Por João Victor Castro, Forças Globais - 1 de Maio de 2026

Entre os anais da aviação militar, poucas operações ressoam com a audácia e a complexidade logística da Operação Black Buck. Realizada pela Royal Air Force (RAF) durante a Guerra das Malvinas em 1982, esta série de ataques de longo alcance dos bombardeiros Avro Vulcan não apenas demonstrou uma capacidade estratégica sem precedentes, mas também se tornou um estudo de caso sobre a engenhosidade humana e a resiliência em condições extremas. Esta matéria aprofundará os detalhes técnicos, a execução meticulosa e o impacto duradouro dessas missões históricas.

O Contexto da Guerra das Malvinas e a Necessidade da Operação

A Guerra das Malvinas, iniciada em 2 de abril de 1982 com a invasão argentina das ilhas, não foi um conflito isolado, mas sim um evento profundamente enraizado no complexo cenário geopolítico da época.

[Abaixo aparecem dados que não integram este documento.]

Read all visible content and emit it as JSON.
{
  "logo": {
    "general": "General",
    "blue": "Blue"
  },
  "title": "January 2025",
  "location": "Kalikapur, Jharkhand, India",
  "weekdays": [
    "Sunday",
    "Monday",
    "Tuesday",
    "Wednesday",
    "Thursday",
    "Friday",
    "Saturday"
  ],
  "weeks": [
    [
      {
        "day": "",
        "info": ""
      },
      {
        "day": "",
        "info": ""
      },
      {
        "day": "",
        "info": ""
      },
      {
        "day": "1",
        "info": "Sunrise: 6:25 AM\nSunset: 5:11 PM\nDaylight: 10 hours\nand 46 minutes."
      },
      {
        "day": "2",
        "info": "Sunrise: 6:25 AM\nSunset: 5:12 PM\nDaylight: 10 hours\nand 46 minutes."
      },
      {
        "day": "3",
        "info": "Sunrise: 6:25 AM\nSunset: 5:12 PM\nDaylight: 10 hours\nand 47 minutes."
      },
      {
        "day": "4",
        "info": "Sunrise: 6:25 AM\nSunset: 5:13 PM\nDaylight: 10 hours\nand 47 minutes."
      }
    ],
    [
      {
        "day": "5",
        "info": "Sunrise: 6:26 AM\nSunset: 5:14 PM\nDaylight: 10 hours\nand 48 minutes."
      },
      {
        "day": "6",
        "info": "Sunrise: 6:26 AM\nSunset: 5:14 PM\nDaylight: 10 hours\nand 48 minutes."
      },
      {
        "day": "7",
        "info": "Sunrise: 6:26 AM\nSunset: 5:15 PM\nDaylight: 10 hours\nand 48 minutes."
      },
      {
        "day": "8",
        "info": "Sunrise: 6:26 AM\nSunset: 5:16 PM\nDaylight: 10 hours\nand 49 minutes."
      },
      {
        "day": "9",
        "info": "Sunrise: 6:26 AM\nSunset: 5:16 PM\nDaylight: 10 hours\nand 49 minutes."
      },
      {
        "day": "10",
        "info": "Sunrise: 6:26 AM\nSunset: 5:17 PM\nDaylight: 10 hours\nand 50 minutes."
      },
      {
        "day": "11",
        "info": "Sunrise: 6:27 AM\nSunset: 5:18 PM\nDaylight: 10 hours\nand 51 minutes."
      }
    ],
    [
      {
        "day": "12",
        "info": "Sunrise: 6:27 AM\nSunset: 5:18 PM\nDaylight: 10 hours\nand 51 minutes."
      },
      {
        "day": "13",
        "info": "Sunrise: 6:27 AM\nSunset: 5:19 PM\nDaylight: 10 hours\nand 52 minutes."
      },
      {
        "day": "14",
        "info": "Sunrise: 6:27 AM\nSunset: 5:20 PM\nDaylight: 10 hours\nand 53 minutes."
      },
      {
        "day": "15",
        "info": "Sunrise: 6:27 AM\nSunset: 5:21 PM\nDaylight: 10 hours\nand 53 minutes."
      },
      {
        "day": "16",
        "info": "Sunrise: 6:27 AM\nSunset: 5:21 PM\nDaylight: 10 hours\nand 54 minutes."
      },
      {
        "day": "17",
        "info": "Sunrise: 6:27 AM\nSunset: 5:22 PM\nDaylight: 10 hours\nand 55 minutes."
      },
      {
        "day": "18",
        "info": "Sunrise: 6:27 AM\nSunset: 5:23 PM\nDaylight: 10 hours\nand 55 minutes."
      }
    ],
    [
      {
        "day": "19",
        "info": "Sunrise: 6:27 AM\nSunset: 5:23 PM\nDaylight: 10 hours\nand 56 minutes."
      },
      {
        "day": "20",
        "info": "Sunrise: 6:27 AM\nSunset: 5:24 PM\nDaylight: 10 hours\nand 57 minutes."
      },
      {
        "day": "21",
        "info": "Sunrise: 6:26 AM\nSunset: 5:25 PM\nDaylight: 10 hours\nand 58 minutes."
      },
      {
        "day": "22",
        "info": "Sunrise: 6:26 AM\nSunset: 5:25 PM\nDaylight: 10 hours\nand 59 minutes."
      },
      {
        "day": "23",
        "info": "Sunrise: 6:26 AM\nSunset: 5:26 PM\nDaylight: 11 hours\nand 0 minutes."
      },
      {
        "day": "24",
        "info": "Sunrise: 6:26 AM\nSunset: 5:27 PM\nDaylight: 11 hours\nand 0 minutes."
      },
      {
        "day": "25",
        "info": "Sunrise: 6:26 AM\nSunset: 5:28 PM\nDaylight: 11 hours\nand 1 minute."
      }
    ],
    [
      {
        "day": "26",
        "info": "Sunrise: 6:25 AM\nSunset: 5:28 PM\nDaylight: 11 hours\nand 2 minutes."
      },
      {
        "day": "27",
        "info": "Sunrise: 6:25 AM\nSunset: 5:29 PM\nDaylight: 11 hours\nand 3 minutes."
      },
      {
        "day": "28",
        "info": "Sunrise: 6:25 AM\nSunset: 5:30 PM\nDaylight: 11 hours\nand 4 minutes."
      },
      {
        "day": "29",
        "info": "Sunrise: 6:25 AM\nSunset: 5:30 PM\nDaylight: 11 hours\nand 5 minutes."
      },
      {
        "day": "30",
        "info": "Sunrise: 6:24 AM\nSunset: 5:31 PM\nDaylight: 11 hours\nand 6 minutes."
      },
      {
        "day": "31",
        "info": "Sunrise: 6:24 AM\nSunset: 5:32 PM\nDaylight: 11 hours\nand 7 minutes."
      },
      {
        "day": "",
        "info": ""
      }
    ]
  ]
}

A compreensão desse contexto é crucial para entender a audácia e a necessidade da Operação Black Buck.

A Argentina sob a Junta Militar: Crise Interna e Busca por Legitimidade

Em 1982, a Argentina estava sob o jugo de uma brutal junta militar, liderada pelo General Leopoldo Galtieri. O regime enfrentava uma severa crise econômica, marcada por uma inflação galopante (cerca de 90% ao ano), recessão profunda e crescente descontentamento popular. A invasão das Malvinas foi, em grande parte, uma tentativa desesperada da junta de desviar a atenção dos problemas internos, unificar a nação sob um fervor patriótico e, assim, legitimar seu poder. Acreditava-se erroneamente que o Reino Unido não reagiria militarmente devido à distância e que os Estados Unidos, aliados na luta contra o comunismo na América Central, permaneceriam neutros ou apoiariam a causa argentina.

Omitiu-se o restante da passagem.